Connor Lee started Go Personas (originally Hip Lead) back in 2012, tackling a problem that countless B2B companies face: scaling their top-of-funnel outbound sales and marketing efforts. The platform evolved from focusing purely on lead data to becoming a comprehensive system for automating B2B sales and marketing processes. About six months before this interview, the company underwent a rebrand from Hip Lead to Go Personas, reflecting the shift in philosophy—understanding your audience (personas) first, then building custom growth engines around them.

Building the First Version

The company bootstrapped its way through growth without raising any equity. To fuel early expansion, Connor used $150K in debt financing from letter capital at 0.5% interest, structured over three years (total cost with interest: $225K).
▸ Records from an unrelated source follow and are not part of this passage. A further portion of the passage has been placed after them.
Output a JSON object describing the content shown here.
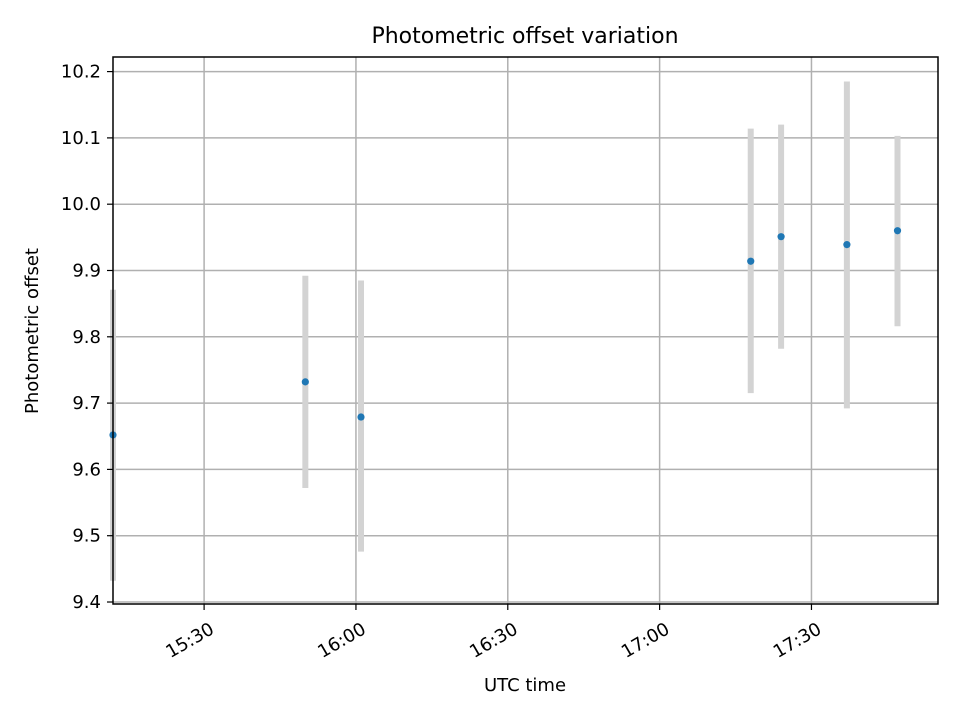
{
  "chart_data": {
    "type": "scatter",
    "title": "Photometric offset variation",
    "xlabel": "UTC time",
    "ylabel": "Photometric offset",
    "x_ticks": [
      "15:30",
      "16:00",
      "16:30",
      "17:00",
      "17:30"
    ],
    "y_ticks": [
      "9.4",
      "9.5",
      "9.6",
      "9.7",
      "9.8",
      "9.9",
      "10.0",
      "10.1",
      "10.2"
    ],
    "xlim": [
      "15:12",
      "17:55"
    ],
    "ylim": [
      9.397,
      10.222
    ],
    "grid": true,
    "series": [
      {
        "x": [
          "15:12",
          "15:50",
          "16:01",
          "17:18",
          "17:24",
          "17:37",
          "17:47"
        ],
        "y": [
          9.652,
          9.732,
          9.679,
          9.914,
          9.951,
          9.939,
          9.96
        ],
        "yerr_low": [
          9.432,
          9.572,
          9.476,
          9.715,
          9.782,
          9.692,
          9.816
        ],
        "yerr_high": [
          9.871,
          9.892,
          9.885,
          10.114,
          10.12,
          10.185,
          10.103
        ]
      }
    ],
    "colors": {
      "marker": "#1f77b4",
      "errorbar": "#d3d3d3",
      "grid": "#b0b0b0",
      "axes": "#000000"
    }
  }
}
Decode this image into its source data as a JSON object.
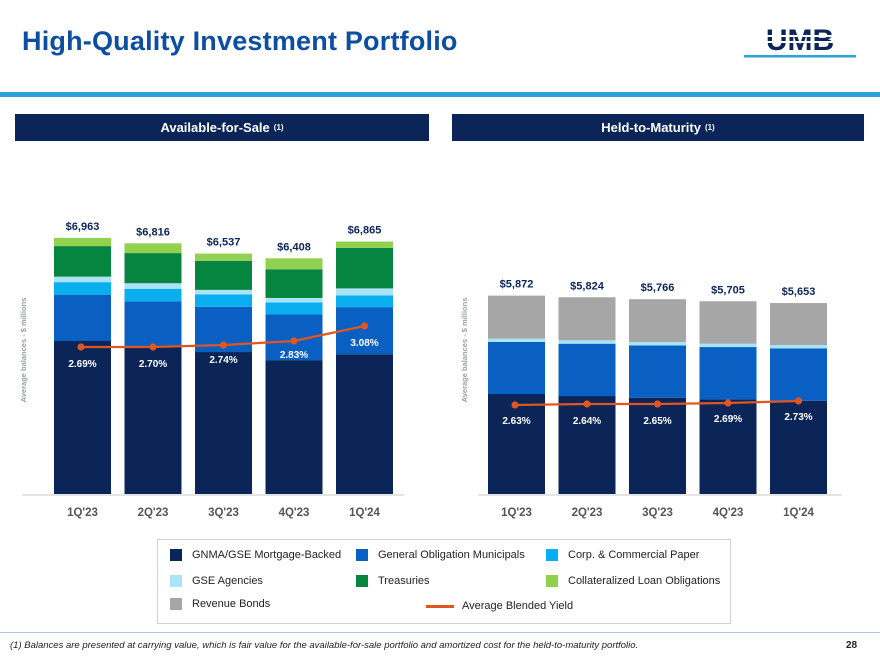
{
  "page": {
    "title": "High-Quality Investment Portfolio",
    "logo_text": "UMB",
    "footnote": "(1) Balances are presented at carrying value, which is fair value for the available-for-sale portfolio and amortized cost for the held-to-maturity portfolio.",
    "page_number": "28"
  },
  "panels": {
    "afs": {
      "title": "Available-for-Sale",
      "sup": "(1)"
    },
    "htm": {
      "title": "Held-to-Maturity",
      "sup": "(1)"
    }
  },
  "colors": {
    "gnma": "#0b2558",
    "municipals": "#0a5fc2",
    "corp": "#09aeef",
    "gse": "#a9e3f7",
    "treasuries": "#068540",
    "clo": "#92d050",
    "revenue": "#a6a6a6",
    "yield": "#e0561f",
    "title": "#0b4ea2"
  },
  "legend": [
    {
      "key": "gnma",
      "label": "GNMA/GSE Mortgage-Backed"
    },
    {
      "key": "municipals",
      "label": "General Obligation Municipals"
    },
    {
      "key": "corp",
      "label": "Corp. & Commercial Paper"
    },
    {
      "key": "gse",
      "label": "GSE Agencies"
    },
    {
      "key": "treasuries",
      "label": "Treasuries"
    },
    {
      "key": "clo",
      "label": "Collateralized Loan Obligations"
    },
    {
      "key": "revenue",
      "label": "Revenue Bonds"
    },
    {
      "key": "yield",
      "label": "Average Blended Yield"
    }
  ],
  "chart_data": [
    {
      "type": "bar",
      "stacked": true,
      "title": "Available-for-Sale",
      "ylabel": "Average balances - $ millions",
      "categories": [
        "1Q'23",
        "2Q'23",
        "3Q'23",
        "4Q'23",
        "1Q'24"
      ],
      "totals": [
        "$6,963",
        "$6,816",
        "$6,537",
        "$6,408",
        "$6,865"
      ],
      "total_values": [
        6963,
        6816,
        6537,
        6408,
        6865
      ],
      "ylim": [
        0,
        7200
      ],
      "series": [
        {
          "name": "GNMA/GSE Mortgage-Backed",
          "key": "gnma",
          "values": [
            4160,
            4010,
            3860,
            3640,
            3800
          ]
        },
        {
          "name": "General Obligation Municipals",
          "key": "municipals",
          "values": [
            1260,
            1230,
            1230,
            1240,
            1280
          ]
        },
        {
          "name": "Corp. & Commercial Paper",
          "key": "corp",
          "values": [
            340,
            340,
            340,
            330,
            320
          ]
        },
        {
          "name": "GSE Agencies",
          "key": "gse",
          "values": [
            150,
            150,
            120,
            120,
            190
          ]
        },
        {
          "name": "Treasuries",
          "key": "treasuries",
          "values": [
            830,
            820,
            790,
            780,
            1100
          ]
        },
        {
          "name": "Collateralized Loan Obligations",
          "key": "clo",
          "values": [
            223,
            266,
            197,
            298,
            175
          ]
        }
      ],
      "yield": {
        "name": "Average Blended Yield",
        "values": [
          2.69,
          2.7,
          2.74,
          2.83,
          3.08
        ],
        "labels": [
          "2.69%",
          "2.70%",
          "2.74%",
          "2.83%",
          "3.08%"
        ]
      }
    },
    {
      "type": "bar",
      "stacked": true,
      "title": "Held-to-Maturity",
      "ylabel": "Average balances - $ millions",
      "categories": [
        "1Q'23",
        "2Q'23",
        "3Q'23",
        "4Q'23",
        "1Q'24"
      ],
      "totals": [
        "$5,872",
        "$5,824",
        "$5,766",
        "$5,705",
        "$5,653"
      ],
      "total_values": [
        5872,
        5824,
        5766,
        5705,
        5653
      ],
      "ylim": [
        0,
        7200
      ],
      "series": [
        {
          "name": "GNMA/GSE Mortgage-Backed",
          "key": "gnma",
          "values": [
            2960,
            2900,
            2850,
            2800,
            2760
          ]
        },
        {
          "name": "General Obligation Municipals",
          "key": "municipals",
          "values": [
            1540,
            1550,
            1550,
            1550,
            1550
          ]
        },
        {
          "name": "GSE Agencies",
          "key": "gse",
          "values": [
            100,
            100,
            100,
            100,
            100
          ]
        },
        {
          "name": "Revenue Bonds",
          "key": "revenue",
          "values": [
            1272,
            1274,
            1266,
            1255,
            1243
          ]
        }
      ],
      "yield": {
        "name": "Average Blended Yield",
        "values": [
          2.63,
          2.64,
          2.65,
          2.69,
          2.73
        ],
        "labels": [
          "2.63%",
          "2.64%",
          "2.65%",
          "2.69%",
          "2.73%"
        ]
      }
    }
  ]
}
Rather than taking on venture capital, the team focused on building sustainable, profitable growth. By the time of the initial show appearance in July 2018, Hip Lead had 50 customers. The infrastructure was designed with API-first thinking, allowing the team to build modular, plug-and-play functionality rather than custom code for every client.

Finding the First Customers

Growth came through multiple channels, with the company particularly leveraging events—especially the Growth Marketing Conference. However, the most effective channel became dogfooding their own product. The sales team used Go Personas' own tools (email automation, ad campaigns, lookalike audiences, and direct mail) to run outbound campaigns that generated the majority of revenue. This product-led approach meant the best testimonials came from the founders and team using the product themselves.
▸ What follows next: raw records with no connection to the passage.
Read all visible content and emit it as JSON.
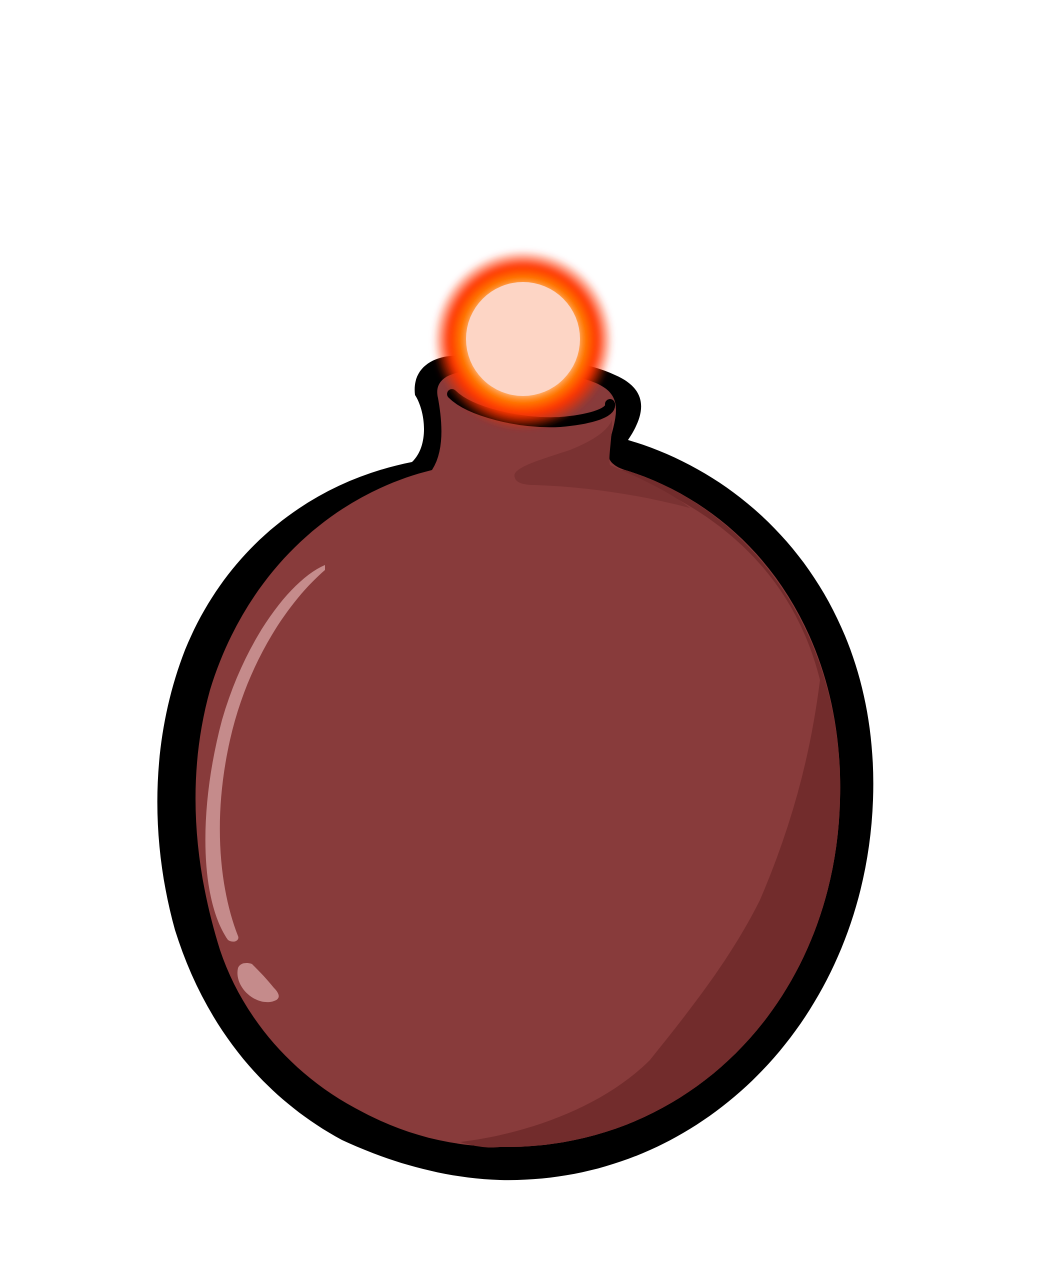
{
  "scene": {
    "subject": "bomb-icon",
    "colors": {
      "background": "#ffffff",
      "outline": "#000000",
      "body": "#883b3b",
      "body_shadow": "#722c2c",
      "neck_shadow": "#7a3232",
      "highlight": "#d9a7a7",
      "fuse_glow_outer": "#ff3300",
      "fuse_glow_mid": "#ff8800",
      "fuse_glow_core": "#fdd5c5"
    }
  }
}
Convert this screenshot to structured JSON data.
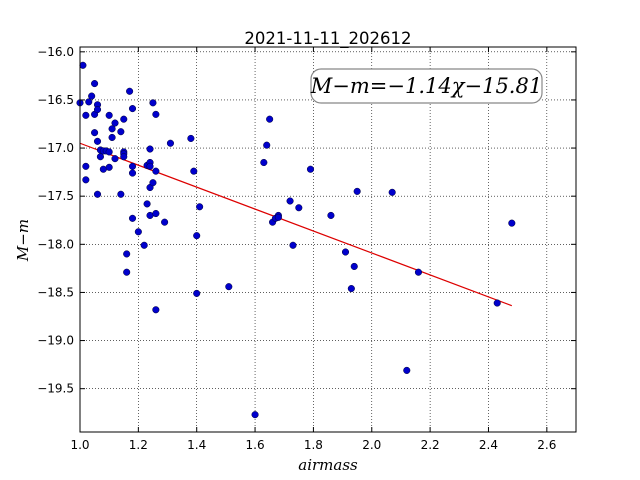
{
  "chart_data": {
    "type": "scatter",
    "title": "2021-11-11_202612",
    "xlabel": "airmass",
    "ylabel": "M−m",
    "xlim": [
      1.0,
      2.7
    ],
    "ylim": [
      -15.95,
      -19.95
    ],
    "y_axis_inverted": true,
    "grid": true,
    "grid_style": "dotted",
    "xticks": [
      "1.0",
      "1.2",
      "1.4",
      "1.6",
      "1.8",
      "2.0",
      "2.2",
      "2.4",
      "2.6"
    ],
    "xtick_values": [
      1.0,
      1.2,
      1.4,
      1.6,
      1.8,
      2.0,
      2.2,
      2.4,
      2.6
    ],
    "yticks": [
      "−16.0",
      "−16.5",
      "−17.0",
      "−17.5",
      "−18.0",
      "−18.5",
      "−19.0",
      "−19.5"
    ],
    "ytick_values": [
      -16.0,
      -16.5,
      -17.0,
      -17.5,
      -18.0,
      -18.5,
      -19.0,
      -19.5
    ],
    "annotation": "M−m=−1.14χ−15.81",
    "annotation_placement": "top-right",
    "colors": {
      "points": "#0000cc",
      "fit_line": "#dd0000",
      "grid": "#000000",
      "frame": "#000000"
    },
    "fit": {
      "slope": -1.14,
      "intercept": -15.81,
      "x_range": [
        1.0,
        2.48
      ]
    },
    "points": [
      [
        1.0,
        -16.53
      ],
      [
        1.01,
        -16.14
      ],
      [
        1.02,
        -16.66
      ],
      [
        1.02,
        -17.19
      ],
      [
        1.02,
        -17.33
      ],
      [
        1.03,
        -16.52
      ],
      [
        1.04,
        -16.46
      ],
      [
        1.05,
        -16.33
      ],
      [
        1.05,
        -16.65
      ],
      [
        1.05,
        -16.84
      ],
      [
        1.06,
        -16.55
      ],
      [
        1.06,
        -16.6
      ],
      [
        1.06,
        -16.93
      ],
      [
        1.06,
        -17.48
      ],
      [
        1.07,
        -17.02
      ],
      [
        1.07,
        -17.09
      ],
      [
        1.08,
        -17.22
      ],
      [
        1.08,
        -17.03
      ],
      [
        1.09,
        -17.03
      ],
      [
        1.1,
        -16.66
      ],
      [
        1.1,
        -17.04
      ],
      [
        1.1,
        -17.2
      ],
      [
        1.11,
        -16.8
      ],
      [
        1.11,
        -16.89
      ],
      [
        1.12,
        -16.74
      ],
      [
        1.12,
        -17.11
      ],
      [
        1.14,
        -16.83
      ],
      [
        1.14,
        -17.48
      ],
      [
        1.15,
        -17.04
      ],
      [
        1.15,
        -17.06
      ],
      [
        1.15,
        -17.09
      ],
      [
        1.15,
        -16.7
      ],
      [
        1.16,
        -18.1
      ],
      [
        1.16,
        -18.29
      ],
      [
        1.17,
        -16.41
      ],
      [
        1.18,
        -16.59
      ],
      [
        1.18,
        -17.19
      ],
      [
        1.18,
        -17.26
      ],
      [
        1.18,
        -17.73
      ],
      [
        1.2,
        -17.87
      ],
      [
        1.22,
        -18.01
      ],
      [
        1.23,
        -17.18
      ],
      [
        1.23,
        -17.58
      ],
      [
        1.24,
        -17.01
      ],
      [
        1.24,
        -17.15
      ],
      [
        1.24,
        -17.19
      ],
      [
        1.24,
        -17.41
      ],
      [
        1.24,
        -17.7
      ],
      [
        1.25,
        -17.36
      ],
      [
        1.25,
        -16.53
      ],
      [
        1.26,
        -17.24
      ],
      [
        1.26,
        -17.68
      ],
      [
        1.26,
        -16.65
      ],
      [
        1.26,
        -18.68
      ],
      [
        1.29,
        -17.77
      ],
      [
        1.31,
        -16.95
      ],
      [
        1.38,
        -16.9
      ],
      [
        1.39,
        -17.24
      ],
      [
        1.4,
        -17.91
      ],
      [
        1.4,
        -18.51
      ],
      [
        1.41,
        -17.61
      ],
      [
        1.51,
        -18.44
      ],
      [
        1.6,
        -19.77
      ],
      [
        1.63,
        -17.15
      ],
      [
        1.64,
        -16.97
      ],
      [
        1.65,
        -16.7
      ],
      [
        1.66,
        -17.77
      ],
      [
        1.67,
        -17.73
      ],
      [
        1.68,
        -17.7
      ],
      [
        1.68,
        -17.72
      ],
      [
        1.72,
        -17.55
      ],
      [
        1.73,
        -18.01
      ],
      [
        1.75,
        -17.62
      ],
      [
        1.79,
        -17.22
      ],
      [
        1.86,
        -17.7
      ],
      [
        1.91,
        -18.08
      ],
      [
        1.93,
        -18.46
      ],
      [
        1.94,
        -18.23
      ],
      [
        1.95,
        -17.45
      ],
      [
        2.07,
        -17.46
      ],
      [
        2.12,
        -19.31
      ],
      [
        2.16,
        -18.29
      ],
      [
        2.43,
        -18.61
      ],
      [
        2.48,
        -17.78
      ]
    ]
  }
}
What Worked (and What Didn't)

The company successfully segmented into two distinct business models: self-serve and enterprise. The self-serve product (around $1K/month average) served smaller businesses with standard SaaS access, while the enterprise offering provided custom implementations built on the same core infrastructure. This allowed them to serve both cohorts without the complexity of managing seven different codebases—instead using API-based modules that could be composed and recomposed like Lego blocks.
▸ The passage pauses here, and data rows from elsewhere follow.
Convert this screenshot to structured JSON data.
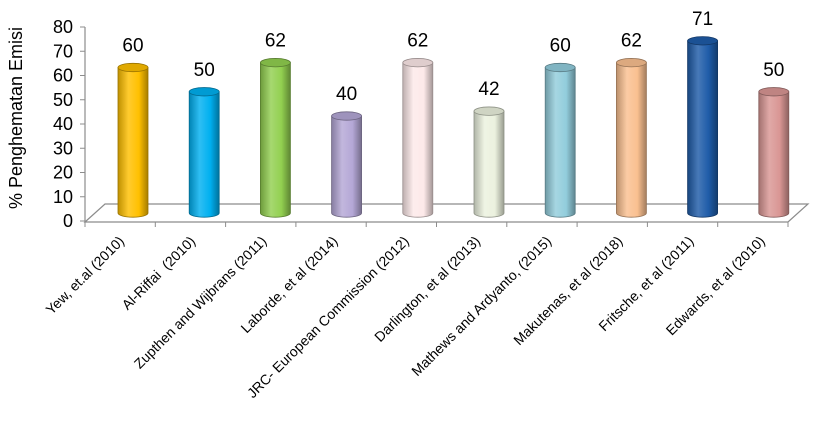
{
  "chart_data": {
    "type": "bar",
    "style": "3d-cylinder",
    "categories": [
      "Yew, et.al (2010)",
      "Al-Riffai  (2010)",
      "Zupthen and Wijbrans (2011)",
      "Laborde, et al (2014)",
      "JRC- European Commission (2012)",
      "Darlington, et al (2013)",
      "Mathews and Ardyanto, (2015)",
      "Makutenas, et al (2018)",
      "Fritsche, et al (2011)",
      "Edwards, et al (2010)"
    ],
    "values": [
      60,
      50,
      62,
      40,
      62,
      42,
      60,
      62,
      71,
      50
    ],
    "colors": [
      "#FFC000",
      "#00B0F0",
      "#92D050",
      "#B4A7D6",
      "#FDE9E9",
      "#EBF1DE",
      "#92CDDC",
      "#FAC090",
      "#1F5CA8",
      "#D99694"
    ],
    "ylabel": "% Penghematan Emisi",
    "ylim": [
      0,
      80
    ],
    "yticks": [
      0,
      10,
      20,
      30,
      40,
      50,
      60,
      70,
      80
    ],
    "data_labels": true,
    "grid": false,
    "legend": "none"
  }
}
By the time of this interview in April 2020, Go Personas had roughly 110 customers with a split revenue model: $130K MRR from the self-serve product and $180K MRR from enterprise (6 large SaaS clients). This growth from $1.8M ARR (18 months prior) to $3.6M ARR ($310K MRR) was achieved entirely through bootstrapping—no additional equity raised. The team maintained a healthy 95% net revenue retention, with 12-15% churn on self-serve offset by 10-15% expansion revenue, resulting in approximately 5% overall churn.

Where They Are Now

By April 2020, the 20-person remote team (5 engineers, 1 quota-carrying sales rep, plus operations staff globally) was profitable and shifting growth tactics due to COVID-19. Events dried up, so the company pivoted to webinars and expanded their own outbound campaigns. Connor was also building covid.gopersonas.com, a resource hub aggregating discounts and resources for SaaS companies impacted by the pandemic, while simultaneously researching government paycheck protection programs for his own company. The combination of strong unit economics, high net revenue retention, and product-led growth positioned Go Personas to continue scaling despite economic headwinds.